The BBC breached its own editorial guidelines 1,533 times in its early coverage of the Israel-Hamas war, according to a new report detailed by The Telegraph.
Researchers led by British-Israeli lawyer and longtime BBC critic Trevor Asserson used artificial intelligence to analyze the first four months of coverage by the network, beginning with the Hamas terror group’s attack on Israel on October 7 that started the war, and found “a deeply worrying pattern of bias” against Israel.
The researchers, a team of about 20 lawyers and 20 data scientists, used artificial intelligence to analyze some nine million words of coverage, across several languages and platforms. Their report runs about a hundred pages and will be released to the public on Monday, according to The Spectator.
The report found that in BBC coverage Israel was associated with war crimes, genocide, and international law violations far more often than Hamas was.

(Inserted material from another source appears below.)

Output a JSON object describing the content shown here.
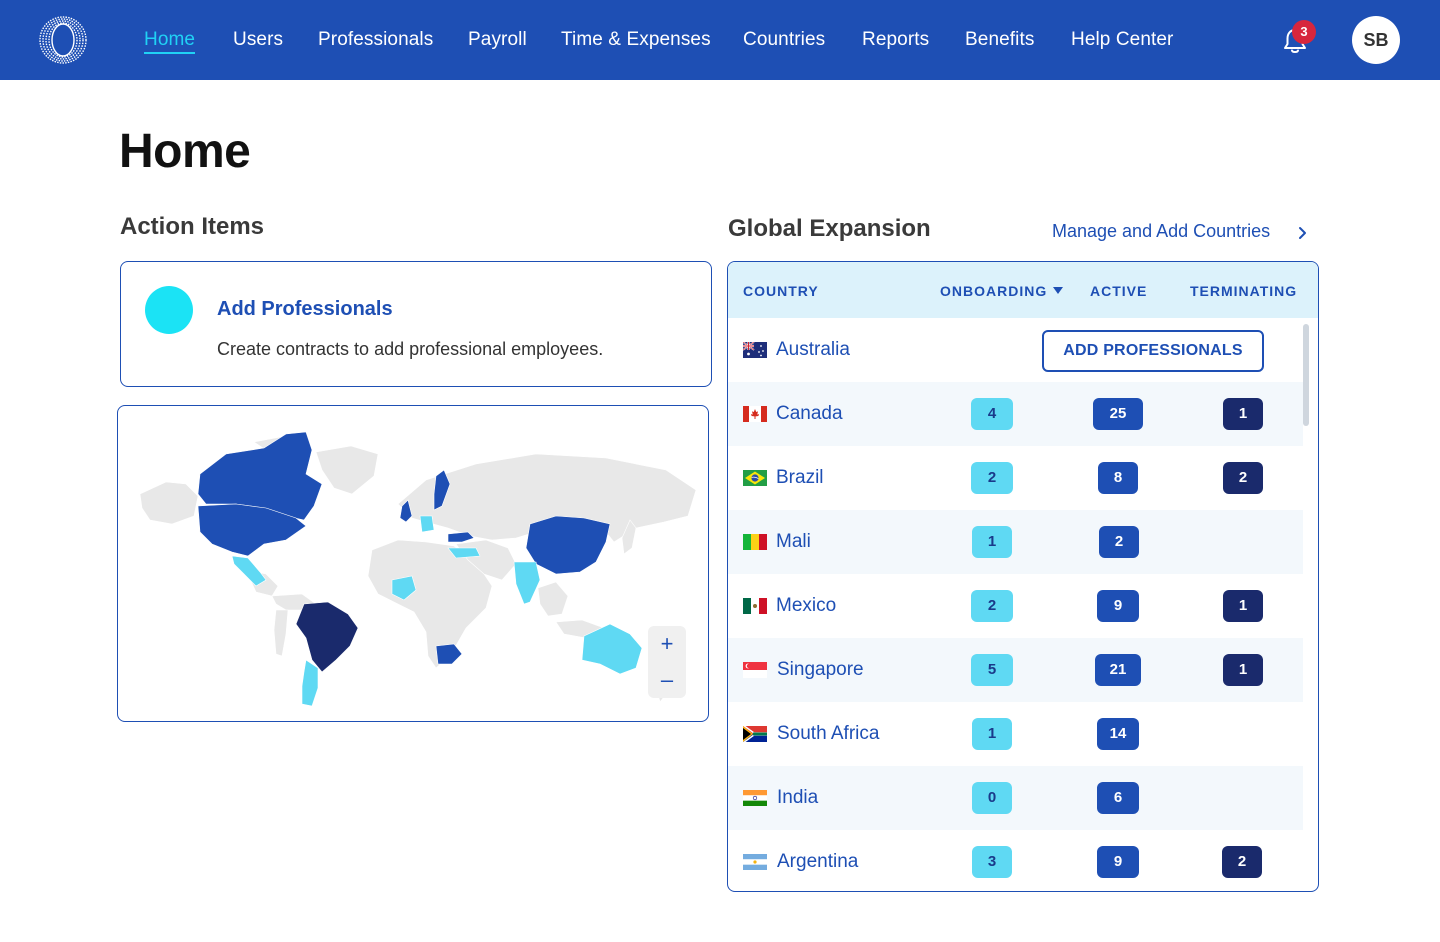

It also claimed that the BBC downplayed Hamas terrorism, and asserted that the BBC’s Arabic service was among the most biased global media outlets in covering the Israel-Hamas conflict.
A BBC spokesman said the network had “serious questions about the methodology of this report, particularly its heavy reliance on AI to analyze impartiality, and its interpretation of the BBC’s editorial guidelines.
“We don’t think coverage can be assessed solely by counting particular words divorced from context. We are required to achieve due impartiality, rather than the ‘balance of sympathy’ proposed in the report, and we believe our knowledgeable and dedicated correspondents are achieving this,” the spokesman added, while pledging to study the report and respond directly to its authors.
The report found that, though the BBC said in October that it would describe Hamas “where possible” as a “proscribed terrorist organization,” Hamas’s designation as a listed terror group was only noted 3.2 percent of the time.
It was not immediately clear whether that statistic counted each mention individually, or whether it was considering only the group’s first mention in a given report.
Apart from the data science component, researchers alleged that a number of freelance journalists employed by the BBC had a history of openly expressing support for Hamas, without disclosing that affinity to viewers.
It cited Mayssaa Abdul Khalek, a Lebanon-based reporter who has contributed to broadcasts for BBC Arabic, who has called for the “death to Israel” and has tweeted: “Sir Hitler, rise, there are a few people that need to be burned.”
It also cited Marie-Jose Al Azzi, another Lebanon-based contributor who described terrorists killed on October 7 as “the first of the martyrs of the operation.”
Israel’s Foreign Ministry shared the Telegraph article to X on Sunday, and the report was hailed by Jewish community groups and Israel-related media watchdogs who said it provided evidence for what they’d long already known about the BBC.